Male Breast Cancer
Male breast cancer represents only 1% of all breast cancer diagnosed in the United States. The majority of male breast cancer is diagnosed in individuals who carry the BRCA genetic abnormality.
In men with the BRCA 2 mutation, six in 100 developed breast cancer and in men BRCA1 carriers, one in 100 develop breast cancer.
Other risk factors for male breast cancer are family history, age, Klinefelter Syndrome (XXY), chest wall radiation, liver disease, heavy drinking, obesity and testicular conditions like undescended testis. The majority of patients diagnosed with male breast cancer are in their late 60's, 96% of male breast cancers are estrogen receptor positive.

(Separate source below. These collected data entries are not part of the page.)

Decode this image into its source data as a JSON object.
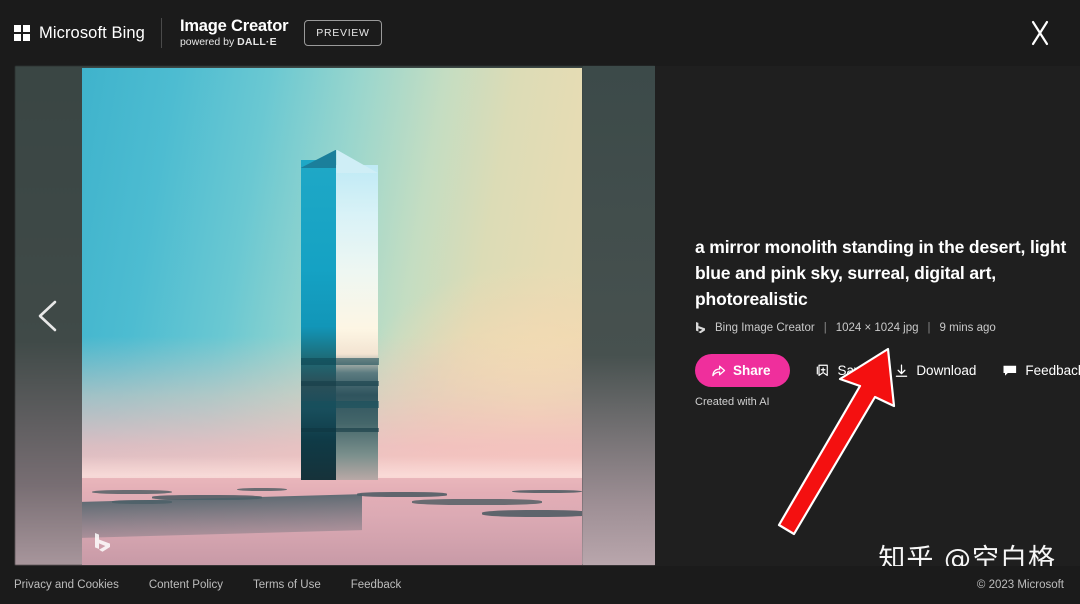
{
  "header": {
    "brand": "Microsoft Bing",
    "product_title": "Image Creator",
    "powered_prefix": "powered by ",
    "powered_by": "DALL·E",
    "preview_badge": "PREVIEW",
    "close_label": "Close"
  },
  "viewer": {
    "prev_label": "Previous image",
    "image_watermark": "bing-b-logo",
    "image_alt": "a mirror monolith standing in the desert at sunset"
  },
  "detail": {
    "prompt": "a mirror monolith standing in the desert, light blue and pink sky, surreal, digital art, photorealistic",
    "source": "Bing Image Creator",
    "dimensions": "1024 × 1024 jpg",
    "timestamp": "9 mins ago",
    "separator": "|",
    "created_with": "Created with AI"
  },
  "actions": {
    "share": "Share",
    "save": "Save",
    "download": "Download",
    "feedback": "Feedback"
  },
  "footer": {
    "links": [
      "Privacy and Cookies",
      "Content Policy",
      "Terms of Use",
      "Feedback"
    ],
    "copyright": "© 2023 Microsoft"
  },
  "watermark": {
    "text": "知乎 @空白格"
  },
  "colors": {
    "accent_pink": "#ef2f9c",
    "page_bg": "#1b1b1b",
    "panel_bg": "#1f1f1f",
    "annotation_red": "#f41010"
  }
}
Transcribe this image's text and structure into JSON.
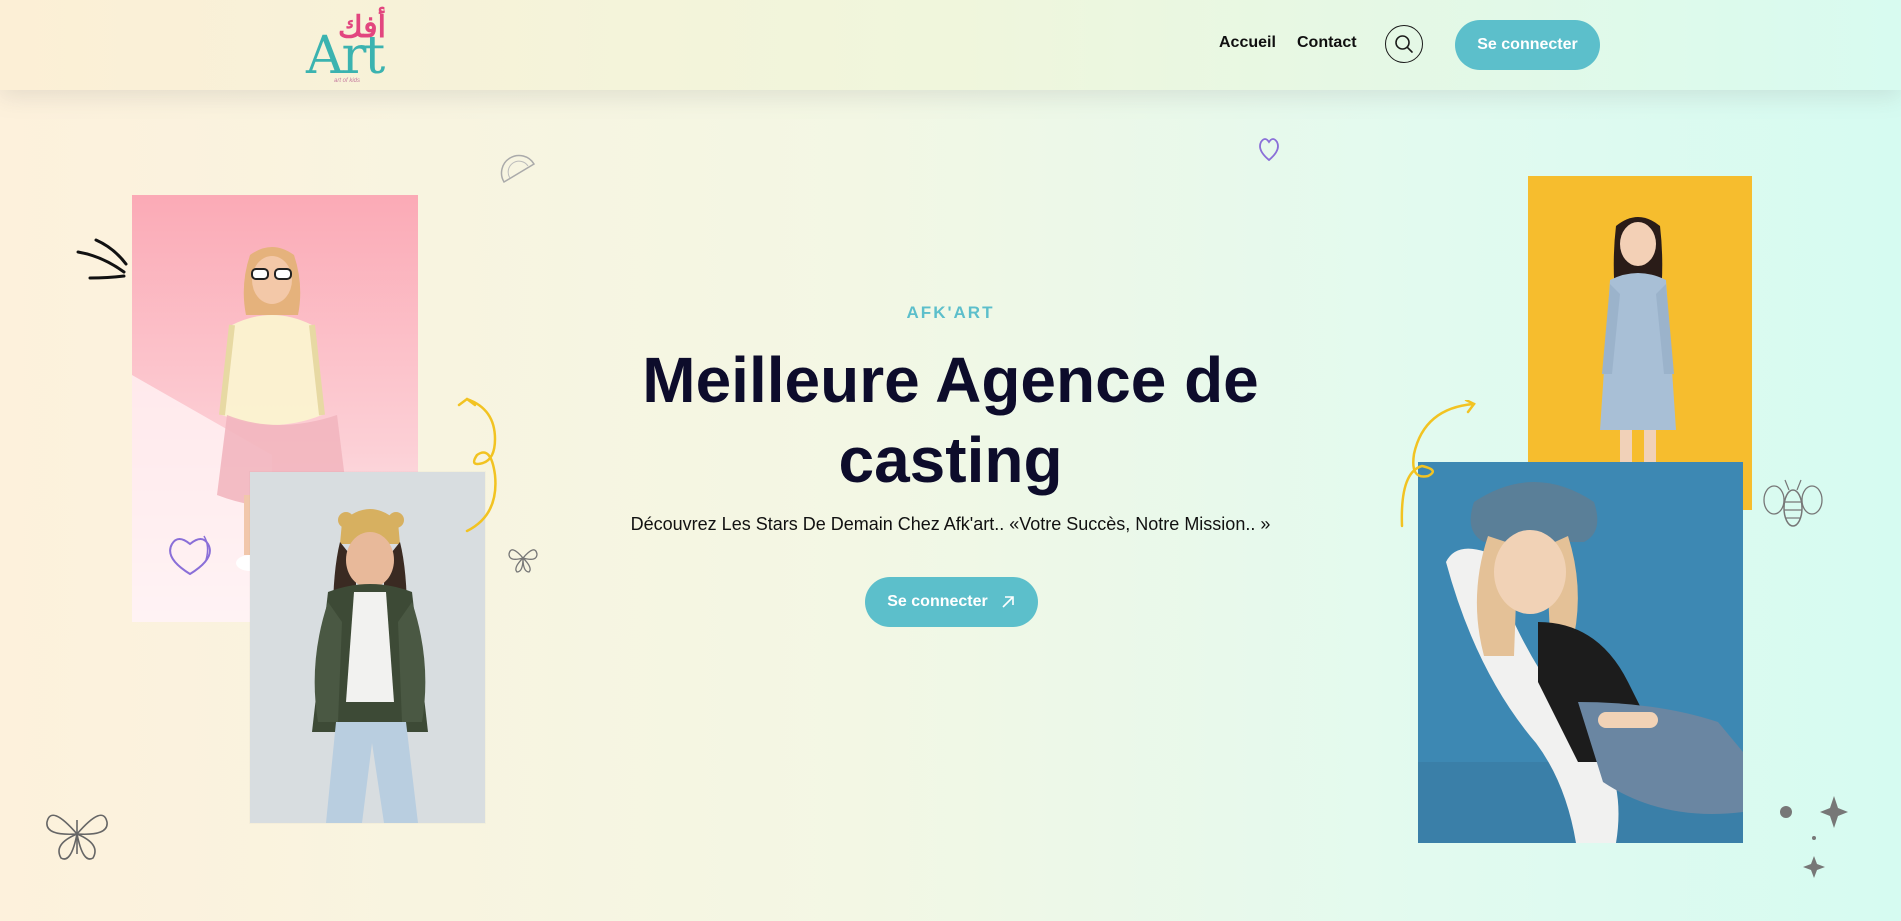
{
  "brand": {
    "logo_arabic": "أفك",
    "logo_latin": "Art",
    "logo_tagline": "art of kids"
  },
  "nav": {
    "items": [
      "Accueil",
      "Contact"
    ],
    "login_label": "Se connecter"
  },
  "hero": {
    "eyebrow": "AFK'ART",
    "title_line1": "Meilleure Agence de",
    "title_line2": "casting",
    "subtitle": "Découvrez Les Stars De Demain Chez Afk'art.. «Votre Succès, Notre Mission.. »",
    "cta_label": "Se connecter",
    "cta_icon": "arrow-up-right-icon"
  },
  "colors": {
    "accent": "#5cbfcb",
    "title": "#0d0c2b",
    "photo_pink": "#f8b6c0",
    "photo_grey": "#d7dcdf",
    "photo_yellow": "#f6bd2e",
    "photo_blue": "#3d88b3"
  },
  "photos": [
    {
      "name": "girl-sunglasses-photo",
      "bg": "pink"
    },
    {
      "name": "girl-beanie-photo",
      "bg": "grey"
    },
    {
      "name": "girl-denim-dress-photo",
      "bg": "yellow"
    },
    {
      "name": "girl-cap-chair-photo",
      "bg": "blue"
    }
  ]
}
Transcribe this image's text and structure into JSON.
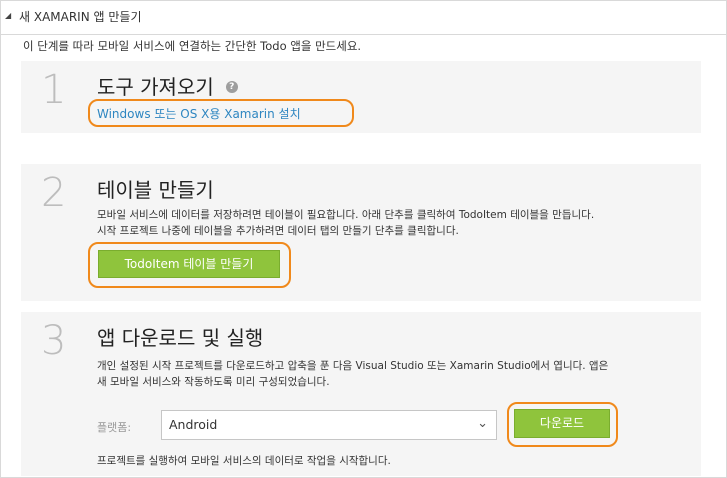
{
  "header": {
    "title": "새 XAMARIN 앱 만들기",
    "toggle_icon": "collapse-triangle-icon"
  },
  "intro": "이 단계를 따라 모바일 서비스에 연결하는 간단한 Todo 앱을 만드세요.",
  "steps": [
    {
      "number": "1",
      "title": "도구 가져오기",
      "help_glyph": "?",
      "link": "Windows 또는 OS X용 Xamarin 설치"
    },
    {
      "number": "2",
      "title": "테이블 만들기",
      "desc_line1": "모바일 서비스에 데이터를 저장하려면 테이블이 필요합니다. 아래 단추를 클릭하여 TodoItem 테이블을 만듭니다.",
      "desc_line2": "시작 프로젝트 나중에 테이블을 추가하려면 데이터 탭의 만들기 단추를 클릭합니다.",
      "button": "TodoItem 테이블 만들기"
    },
    {
      "number": "3",
      "title": "앱 다운로드 및 실행",
      "desc_line1": "개인 설정된 시작 프로젝트를 다운로드하고 압축을 푼 다음 Visual Studio 또는 Xamarin Studio에서 엽니다. 앱은",
      "desc_line2": "새 모바일 서비스와 작동하도록 미리 구성되었습니다.",
      "platform_label": "플랫폼:",
      "platform_value": "Android",
      "button": "다운로드",
      "note": "프로젝트를 실행하여 모바일 서비스의 데이터로 작업을 시작합니다."
    }
  ],
  "colors": {
    "accent_button": "#8fc43c",
    "highlight_ring": "#f0891b",
    "link": "#2e86c1"
  }
}
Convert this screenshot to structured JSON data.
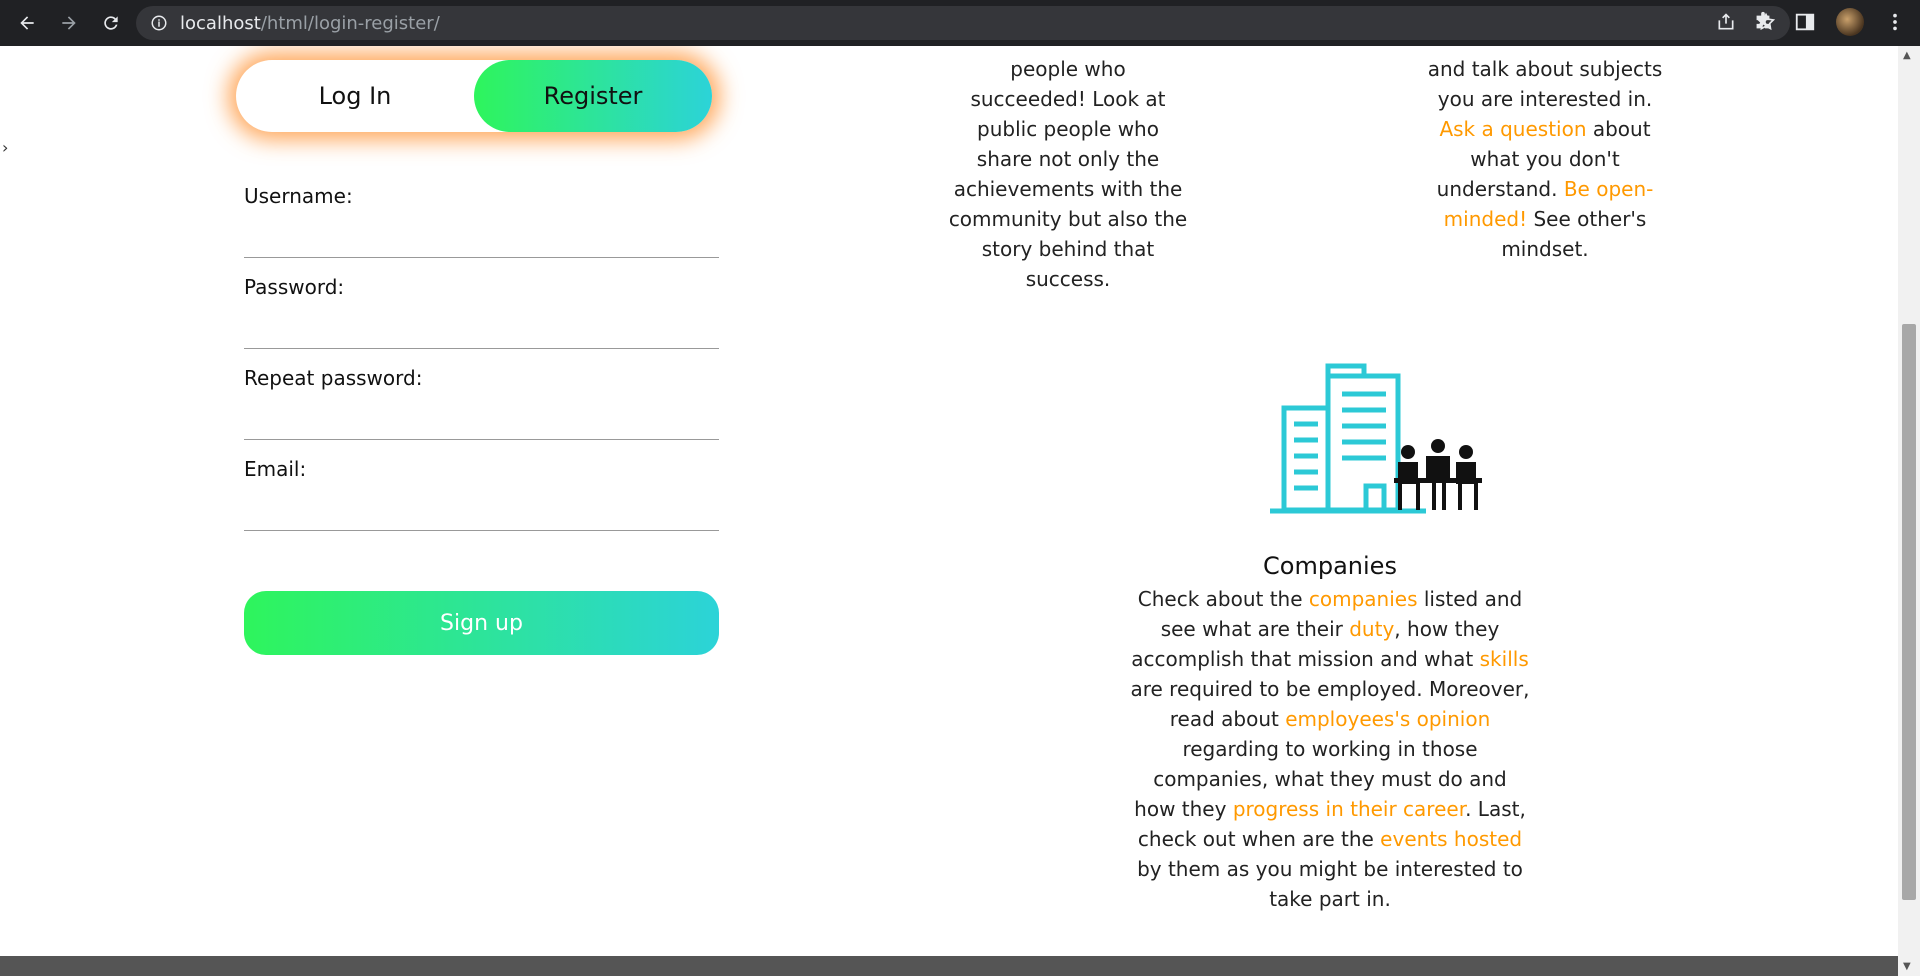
{
  "browser": {
    "url_host": "localhost",
    "url_path": "/html/login-register/"
  },
  "toggle": {
    "login_label": "Log In",
    "register_label": "Register"
  },
  "form": {
    "username_label": "Username:",
    "password_label": "Password:",
    "repeat_password_label": "Repeat password:",
    "email_label": "Email:",
    "signup_label": "Sign up"
  },
  "columns": {
    "col1": [
      "people who",
      "succeeded! Look at",
      "public people who",
      "share not only the",
      "achievements with the",
      "community but also the",
      "story behind that",
      "success."
    ],
    "col2_l1": "and talk about subjects",
    "col2_l2": "you are interested in.",
    "col2_ask": "Ask a question",
    "col2_about": " about",
    "col2_l4": "what you don't",
    "col2_l5a": "understand. ",
    "col2_be": "Be open-",
    "col2_minded": "minded!",
    "col2_l6b": " See other's",
    "col2_l7": "mindset."
  },
  "companies": {
    "title": "Companies",
    "t1": "Check about the ",
    "h1": "companies",
    "t2": " listed and see what are their ",
    "h2": "duty",
    "t3": ", how they accomplish that mission and what ",
    "h3": "skills",
    "t4": " are required to be employed. Moreover, read about ",
    "h4": "employees's opinion",
    "t5": " regarding to working in those companies, what they must do and how they ",
    "h5": "progress in their career",
    "t6": ". Last, check out when are the ",
    "h6": "events hosted",
    "t7": " by them as you might be interested to take part in."
  },
  "colors": {
    "accent_orange": "#ff9900",
    "gradient_start": "#2ef55c",
    "gradient_end": "#2cd3d8",
    "illustration_teal": "#2cc9d6"
  }
}
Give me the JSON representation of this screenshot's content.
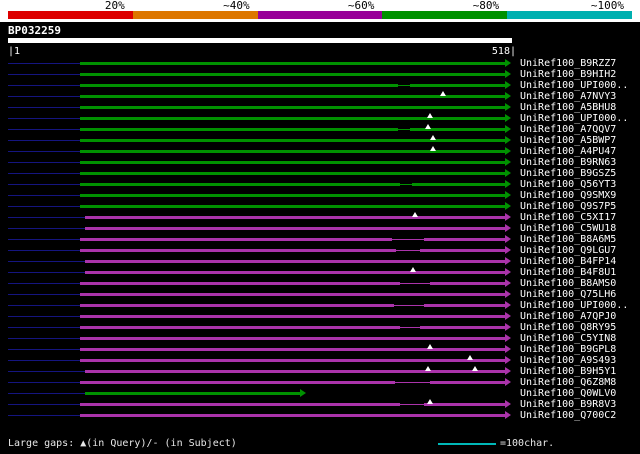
{
  "chart_data": {
    "type": "bar",
    "subtype": "sequence-alignment-overview",
    "query": {
      "name": "BP032259",
      "length": 518,
      "axis_start_label": "|1",
      "axis_end_label": "518|"
    },
    "identity_key": [
      {
        "label": "20%",
        "color": "#dd0000"
      },
      {
        "label": "~40%",
        "color": "#dd7700"
      },
      {
        "label": "~60%",
        "color": "#990099"
      },
      {
        "label": "~80%",
        "color": "#009100"
      },
      {
        "label": "~100%",
        "color": "#00b0b0"
      }
    ],
    "hits": [
      {
        "name": "UniRef100_B9RZZ7",
        "identity_band": "~80%",
        "color": "green",
        "px": [
          80,
          505
        ],
        "query_range": [
          74,
          513
        ]
      },
      {
        "name": "UniRef100_B9HIH2",
        "identity_band": "~80%",
        "color": "green",
        "px": [
          80,
          505
        ],
        "query_range": [
          74,
          513
        ]
      },
      {
        "name": "UniRef100_UPI000..",
        "identity_band": "~80%",
        "color": "green",
        "px": [
          80,
          505
        ],
        "query_range": [
          74,
          513
        ],
        "gaps": [
          [
            398,
            410
          ]
        ]
      },
      {
        "name": "UniRef100_A7NVY3",
        "identity_band": "~80%",
        "color": "green",
        "px": [
          80,
          505
        ],
        "query_range": [
          74,
          513
        ],
        "markers": [
          443
        ]
      },
      {
        "name": "UniRef100_A5BHU8",
        "identity_band": "~80%",
        "color": "green",
        "px": [
          80,
          505
        ],
        "query_range": [
          74,
          513
        ]
      },
      {
        "name": "UniRef100_UPI000..",
        "identity_band": "~80%",
        "color": "green",
        "px": [
          80,
          505
        ],
        "query_range": [
          74,
          513
        ],
        "markers": [
          430
        ]
      },
      {
        "name": "UniRef100_A7QQV7",
        "identity_band": "~80%",
        "color": "green",
        "px": [
          80,
          505
        ],
        "query_range": [
          74,
          513
        ],
        "markers": [
          428
        ],
        "gaps": [
          [
            398,
            410
          ]
        ]
      },
      {
        "name": "UniRef100_A5BWP7",
        "identity_band": "~80%",
        "color": "green",
        "px": [
          80,
          505
        ],
        "query_range": [
          74,
          513
        ],
        "markers": [
          433
        ]
      },
      {
        "name": "UniRef100_A4PU47",
        "identity_band": "~80%",
        "color": "green",
        "px": [
          80,
          505
        ],
        "query_range": [
          74,
          513
        ],
        "markers": [
          433
        ]
      },
      {
        "name": "UniRef100_B9RN63",
        "identity_band": "~80%",
        "color": "green",
        "px": [
          80,
          505
        ],
        "query_range": [
          74,
          513
        ]
      },
      {
        "name": "UniRef100_B9GSZ5",
        "identity_band": "~80%",
        "color": "green",
        "px": [
          80,
          505
        ],
        "query_range": [
          74,
          513
        ]
      },
      {
        "name": "UniRef100_Q56YT3",
        "identity_band": "~80%",
        "color": "green",
        "px": [
          80,
          505
        ],
        "query_range": [
          74,
          513
        ],
        "gaps": [
          [
            400,
            412
          ]
        ]
      },
      {
        "name": "UniRef100_Q9SMX9",
        "identity_band": "~80%",
        "color": "green",
        "px": [
          80,
          505
        ],
        "query_range": [
          74,
          513
        ]
      },
      {
        "name": "UniRef100_Q9S7P5",
        "identity_band": "~80%",
        "color": "green",
        "px": [
          80,
          505
        ],
        "query_range": [
          74,
          513
        ]
      },
      {
        "name": "UniRef100_C5XI17",
        "identity_band": "~60%",
        "color": "magenta",
        "px": [
          85,
          505
        ],
        "query_range": [
          79,
          513
        ],
        "markers": [
          415
        ]
      },
      {
        "name": "UniRef100_C5WU18",
        "identity_band": "~60%",
        "color": "magenta",
        "px": [
          85,
          505
        ],
        "query_range": [
          79,
          513
        ]
      },
      {
        "name": "UniRef100_B8A6M5",
        "identity_band": "~60%",
        "color": "magenta",
        "px": [
          80,
          505
        ],
        "query_range": [
          74,
          513
        ],
        "gaps": [
          [
            392,
            424
          ]
        ]
      },
      {
        "name": "UniRef100_Q9LGU7",
        "identity_band": "~60%",
        "color": "magenta",
        "px": [
          80,
          505
        ],
        "query_range": [
          74,
          513
        ],
        "gaps": [
          [
            396,
            420
          ]
        ]
      },
      {
        "name": "UniRef100_B4FP14",
        "identity_band": "~60%",
        "color": "magenta",
        "px": [
          85,
          505
        ],
        "query_range": [
          79,
          513
        ]
      },
      {
        "name": "UniRef100_B4F8U1",
        "identity_band": "~60%",
        "color": "magenta",
        "px": [
          85,
          505
        ],
        "query_range": [
          79,
          513
        ],
        "markers": [
          413
        ]
      },
      {
        "name": "UniRef100_B8AMS0",
        "identity_band": "~60%",
        "color": "magenta",
        "px": [
          80,
          505
        ],
        "query_range": [
          74,
          513
        ],
        "gaps": [
          [
            400,
            430
          ]
        ]
      },
      {
        "name": "UniRef100_Q75LH6",
        "identity_band": "~60%",
        "color": "magenta",
        "px": [
          80,
          505
        ],
        "query_range": [
          74,
          513
        ]
      },
      {
        "name": "UniRef100_UPI000..",
        "identity_band": "~60%",
        "color": "magenta",
        "px": [
          80,
          505
        ],
        "query_range": [
          74,
          513
        ],
        "gaps": [
          [
            394,
            424
          ]
        ]
      },
      {
        "name": "UniRef100_A7QPJ0",
        "identity_band": "~60%",
        "color": "magenta",
        "px": [
          80,
          505
        ],
        "query_range": [
          74,
          513
        ]
      },
      {
        "name": "UniRef100_Q8RY95",
        "identity_band": "~60%",
        "color": "magenta",
        "px": [
          80,
          505
        ],
        "query_range": [
          74,
          513
        ],
        "gaps": [
          [
            400,
            420
          ]
        ]
      },
      {
        "name": "UniRef100_C5YIN8",
        "identity_band": "~60%",
        "color": "magenta",
        "px": [
          80,
          505
        ],
        "query_range": [
          74,
          513
        ]
      },
      {
        "name": "UniRef100_B9GPL8",
        "identity_band": "~60%",
        "color": "magenta",
        "px": [
          80,
          505
        ],
        "query_range": [
          74,
          513
        ],
        "markers": [
          430
        ]
      },
      {
        "name": "UniRef100_A9S493",
        "identity_band": "~60%",
        "color": "magenta",
        "px": [
          80,
          505
        ],
        "query_range": [
          74,
          513
        ],
        "markers": [
          470
        ]
      },
      {
        "name": "UniRef100_B9H5Y1",
        "identity_band": "~60%",
        "color": "magenta",
        "px": [
          85,
          505
        ],
        "query_range": [
          79,
          513
        ],
        "markers": [
          428,
          475
        ]
      },
      {
        "name": "UniRef100_Q6Z8M8",
        "identity_band": "~60%",
        "color": "magenta",
        "px": [
          80,
          505
        ],
        "query_range": [
          74,
          513
        ],
        "gaps": [
          [
            395,
            430
          ]
        ]
      },
      {
        "name": "UniRef100_Q0WLV0",
        "identity_band": "~80%",
        "color": "green",
        "px": [
          85,
          300
        ],
        "query_range": [
          79,
          301
        ]
      },
      {
        "name": "UniRef100_B9R8V3",
        "identity_band": "~60%",
        "color": "magenta",
        "px": [
          80,
          505
        ],
        "query_range": [
          74,
          513
        ],
        "markers": [
          430
        ],
        "gaps": [
          [
            400,
            424
          ]
        ]
      },
      {
        "name": "UniRef100_Q700C2",
        "identity_band": "~60%",
        "color": "magenta",
        "px": [
          80,
          505
        ],
        "query_range": [
          74,
          513
        ]
      }
    ]
  },
  "colors": {
    "green": "#009100",
    "magenta": "#aa33aa",
    "leader": "#151580",
    "query_bar": "#ffffff",
    "scale_line": "#00b8b8"
  },
  "legend": {
    "large_gaps": "Large gaps: ▲(in Query)/- (in Subject)",
    "scale_label": "=100char."
  }
}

As far as local therapy in the majority of cases a mastectomy is the treatment of choice instead of lumpectomy because in males there is very little breast tissue.
Locally advanced tumors are treated with neoadjuvant chemotherapy in order to shrink the tumor followed by surgery and radiation.
As far as adjuvant therapy (hormonal and/or chemo) because male breast cancer is uncommon, the treatment recommendations are derived from trials conducted in women.
The Oncotype DX (the 21 gene recurrent score assay) has been useful to evaluate the need for adjuvant chemotherapy in addition to hormonal therapy.
Rarely male breast cancer patients are HER-2-NEU positive and in that instance, like in female patients the monoclonal antibody Herceptin is given in addition to chemotherapy. All male breast cancer patients should be tested for BRCA1 and BRCA2.